The garden is a perfect spot for teaching and learning experiences for students of all ages. Fore example, Nelson's ten-year-old daughter helped to plant strawberries in the garden. Truelove, Lapham, and Reyes work hard to cultivate the land and provide learning experiences for the neighbors and students by using signs to identify the plants and sharing their experiences and knowledge of the land. As experienced gardeners, each brings a wealth of knowledge of cultivating the land to produce a multitude of crops and plants. For example, Truelove turned a tree stump into an ancient forest, growing as much as possible with the land provided. As I looked over Ella’s ancient forest sign, she said, “Why would you remove a tree stump when you can use it to grow things like food, flowers, or something pretty?”
While Truelove focuses on food crops, Lapham likes to plant things simply because it brings beauty to the garden. In 2021, Reyes plowed a truckload of organic soil conditioner (made from autumn leaves collected by the county) into the clayish soil. Each neighbor brings something unique to the garden. While visiting the garden, I listened as they collaborated and planned for this season, talking about using natural resources like bamboo to create poles for the beans to grow up and around.
While the three residents are the primary stewards of the Three Sisters Garden and meticulously maintain the crops so that nothing is left to rot or go to waste, they welcome neighbors to walk through, pick some organic produce, or learn how to garden with them. Even neighborhood churches have inquired about obtaining surplus for their food pantries to feed the community.
The perfect learning environment
“We want to become an official garden” —Steven Sellers Lapham
The garden is perfectly situated near Strawberry Knoll Elementary School and offers students a perfect cross-curricular teaching and learning opportunity. According to Lapham, the gardeners are “trying to bring the school and community together." They are waiting for guidance from Montgomery County Public Schools (MCPS) as to how to provide students a learning experience on local sustainability, gardening, and the science of observing how things grow. According Lapham, "We want to become an official garden."

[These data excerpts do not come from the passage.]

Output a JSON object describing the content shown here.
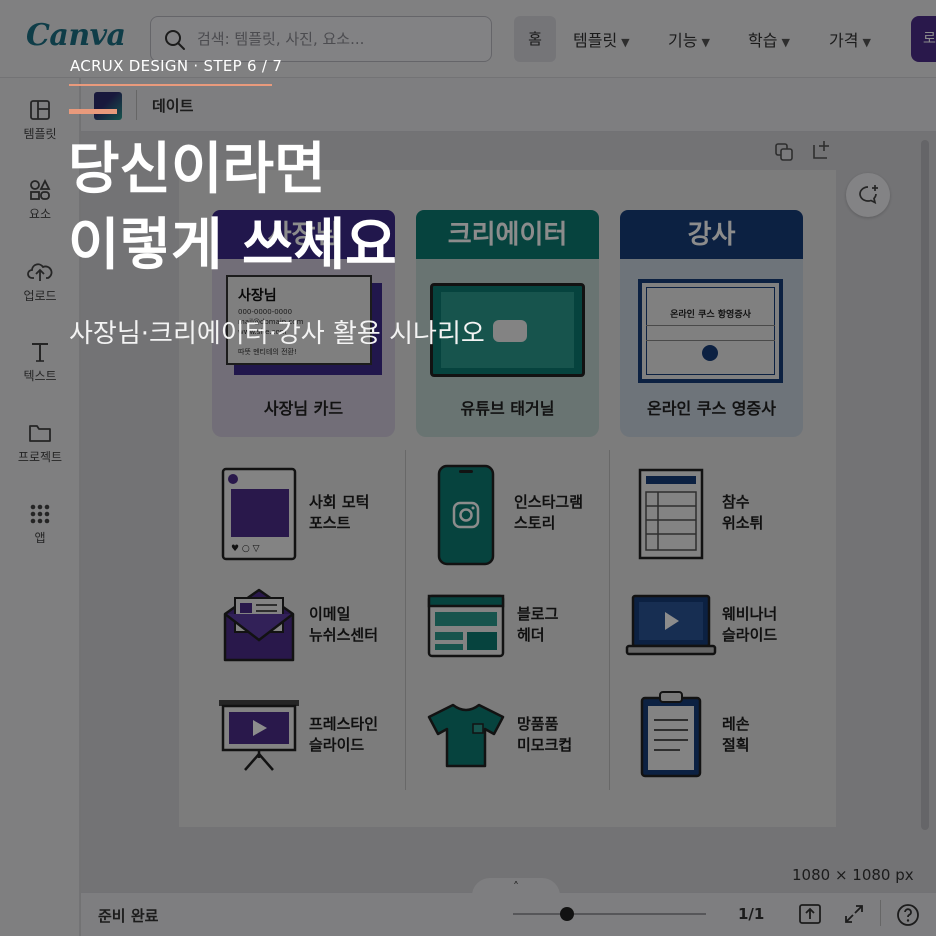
{
  "topbar": {
    "logo": "Canva",
    "search_placeholder": "검색: 템플릿, 사진, 요소...",
    "nav_home": "홈",
    "nav": [
      "템플릿",
      "기능",
      "학습",
      "가격"
    ],
    "cta": "로"
  },
  "sidebar": {
    "items": [
      "템플릿",
      "요소",
      "업로드",
      "텍스트",
      "프로젝트",
      "앱"
    ]
  },
  "doc": {
    "title": "데이트"
  },
  "canvas": {
    "columns": [
      {
        "header": "사장님",
        "header_color": "#3d2a8a",
        "feature_label": "사장님 카드",
        "feature_card": {
          "name": "사장님",
          "lines": [
            "000-0000-0000",
            "mail@domain.com",
            "www.site.com"
          ],
          "note": "따뜻 멘티테의 전환!"
        },
        "tiles": [
          "사회 모턱\n포스트",
          "이메일\n뉴쉬스센터",
          "프레스타인\n슬라이드"
        ]
      },
      {
        "header": "크리에이터",
        "header_color": "#0c7a72",
        "feature_label": "유튜브 태거닐",
        "tiles": [
          "인스타그램\n스토리",
          "블로그\n헤더",
          "망품품\n미모크컵"
        ]
      },
      {
        "header": "강사",
        "header_color": "#173d78",
        "feature_label": "온라인 쿠스 영증사",
        "feature_cert": "온라인 쿠스 항영증사",
        "tiles": [
          "참수\n위소튀",
          "웨비나너\n슬라이드",
          "레손\n절획"
        ]
      }
    ]
  },
  "status": {
    "label": "준비 완료",
    "size": "1080 × 1080 px",
    "pages": "1/1",
    "zoom_fraction": 0.28
  },
  "overlay": {
    "eyebrow": "ACRUX DESIGN · STEP 6 / 7",
    "title": "당신이라면\n이렇게 쓰세요",
    "subtitle": "사장님·크리에이터·강사 활용 시나리오"
  },
  "colors": {
    "accent": "#e99a7c",
    "purple": "#4c2d89",
    "teal": "#0c7a72",
    "navy": "#173d78"
  },
  "icons": {
    "search": "search-icon",
    "template": "template-icon",
    "elements": "elements-icon",
    "upload": "upload-icon",
    "text": "text-icon",
    "folder": "folder-icon",
    "apps": "apps-icon",
    "duplicate": "duplicate-icon",
    "add-page": "add-page-icon",
    "comment": "comment-icon",
    "present": "present-icon",
    "fullscreen": "fullscreen-icon",
    "help": "help-icon"
  }
}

With the support of Principal Patrick Scott, Mr. Lapham created a pollinator garden in the empty square of dirt in front of the school, providing beauty and a simple environmental lesson as students read about the little garden on the small handpainted sign.
Cross-curricular and multi-sensory opportunities abound in The Three Sisters garden as teachers could easily incorporate all the subject areas in this unique learning environment: history, science, math, reading, writing, and art. Even without entering the garden, the students can learn so much as they walk along the adjacent sidewalk. For example, the garden is ripe for historical lessons, as demonstrated when Ms. Truelove shared the history of the Cherokee trail beans, also known as Survivor Beans, planted during the Trail of Tears when Native Americans were forced to relocate to Oklahoma. Lapham learned about his own heritage from Truelove. His grandmother's maiden name was "Muskrat," which is a Cherokee family name.
The Iroquois and Cherokee call corn, bean, and squash, the “three sisters” because they nurture each other like family as they grow together. The Three Sisters community garden on Strawberry Knoll Road does the same thing, bringing together the wider community, the local neighbors, and the neighboring school to support one another and grow.